A leader’s priorities can keep the good from becoming the enemy of the great. Read Luke 12:13-21.
Jesus’ words were so life changing that people followed Him where ever He went. At times the audience asked Him questions which triggered His teaching on a specific topic. At other times someone in the crowd would ask Jesus to use His authority to resolve a situation. On one such occasion someone in the crowd said to Him, “Teacher, tell my brother to divide the inheritance with me.” Jesus did not give the man advice on how to resolve his situation with his brother but Jesus addressed the real issue that would affect the rest of the man’s life, the man’s priorities.
As important as success, security, and significance are there is something far more meaningful. It is possible for a leader to achieve their wildest dreams for success and significance and still lose everything in the end. This does not mean success, security and significance are always bad but according to Jesus’ story there is a danger if these priorities dominate a leader’s thoughts and actions. Matthew 16:26 says, “What good will it be for a man if he gains the whole world, yet forfeits his soul.”
The way Jesus’ story ended warned against the attitude of greed and pointed out the futility of priorities that are not in line with God’s will. For Christian leaders the highest priority should be to bring recognition, glory, and honor to God rather than just pleasure to themselves. First Corinthians 10:31 says, “So whatever you eat or drink or whatever you do, do it all for the glory of God.” When a leader has that purpose in mind their priorities tend to sort themselves, and bring focus on what will bring the greatest recognition to God.
Write down your top five life priorities. How many of them focus exclusively on your personal benefit or gain? How many of your top five priorities focus on bringing glory to God (even if you do not receive financial gain or recognition)? Wise leaders can learn from Jesus’ teaching and discern bad priorities from good priorities from great priorities.

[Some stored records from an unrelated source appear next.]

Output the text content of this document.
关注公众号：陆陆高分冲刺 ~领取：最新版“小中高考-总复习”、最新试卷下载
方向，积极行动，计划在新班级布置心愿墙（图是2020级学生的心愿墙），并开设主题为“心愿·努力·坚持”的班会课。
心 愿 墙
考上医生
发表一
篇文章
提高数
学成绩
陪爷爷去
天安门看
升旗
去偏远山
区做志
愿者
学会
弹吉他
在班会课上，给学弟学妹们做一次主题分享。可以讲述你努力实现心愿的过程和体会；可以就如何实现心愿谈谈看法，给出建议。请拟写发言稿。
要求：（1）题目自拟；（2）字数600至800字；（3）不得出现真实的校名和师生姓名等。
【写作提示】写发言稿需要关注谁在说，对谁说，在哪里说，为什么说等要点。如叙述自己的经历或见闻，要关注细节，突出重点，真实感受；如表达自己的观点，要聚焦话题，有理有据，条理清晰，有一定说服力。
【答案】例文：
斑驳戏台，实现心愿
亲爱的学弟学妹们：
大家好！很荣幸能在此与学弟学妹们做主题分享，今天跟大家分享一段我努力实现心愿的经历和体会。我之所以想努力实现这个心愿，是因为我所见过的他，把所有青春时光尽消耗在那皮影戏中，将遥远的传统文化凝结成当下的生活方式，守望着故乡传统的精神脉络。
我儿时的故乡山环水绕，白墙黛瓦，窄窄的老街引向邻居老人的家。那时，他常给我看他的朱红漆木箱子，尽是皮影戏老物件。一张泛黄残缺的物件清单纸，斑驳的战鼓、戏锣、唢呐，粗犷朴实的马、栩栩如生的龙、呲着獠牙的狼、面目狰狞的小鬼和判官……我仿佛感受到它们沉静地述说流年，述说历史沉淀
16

Every leader will be pressured to focus on the urgent over the important. Effective leaders do not replace well-planned activity with chaos or frantic busyness. Read Luke 10:38-42.
As part of His final ministry trip, on His way to Jerusalem, Jesus stopped at the home of some friends, Lazarus and his two sisters Mary and Martha. This wouldn’t be a long stay but He was simply taking time for a few moments of R&R and a meal. By now wherever Jesus went He wasn’t traveling alone so when Jesus showed up for dinner so did a lot of other people. It is not difficult to imagine how much stress Jesus’ arrival put on the women of the home who were charged with preparing dinner.
The effective leader does not ignore the needs of their core team. Read Mark 6:30-32.
Jesus’ public ministry was at its peak. He could not personally get to all the towns in Israel so He sent His disciples out in teams of two to the more remote villages to tell the story God had assigned to Him. Jesus’ disciples returned from their assignment and were eager to report the results to Jesus, but they found it impossible to report without interruptions from the crowds. Every leader has had teammates in their office that needed time dedicated specifically to them but one emergency after another or one interruption after another created a situation where that teammate felt unimportant and unappreciated.
A servant-leader’s rights will decrease as their responsibilities increase. Matthew 20:25-28.
In his notes in The Maxwell Leadership Bible, John Maxwell discusses something he calls the “leadership pyramid.”
Are you allowing your values to be shaped by what will most further you finances or influence? (195-2)
Leaders must always be watchful that they do not put their trust in expendable commodities. Read Matthew 19:16-30.
As Jesus’ popularity grew among the Jewish people a few individuals wanted to join Him and become a disciple so they could receive more intimate teaching. Jesus had a way of helping people see the commitment that would be required to be His disciple and to help them understand their motives for seeking to be close to Him. The man described in today’s verses had money, power, a good reputation, and good intentions. He also had up-side-down priorities. He had placed a high value on wealth and had placed his trust in his ability to influence others and situations with his financial prowess. The man was broken hearted when he realized his true value system revolved around trust in his financial independence rather than trusting in the eternal perspectives Jesus was offering free of charge.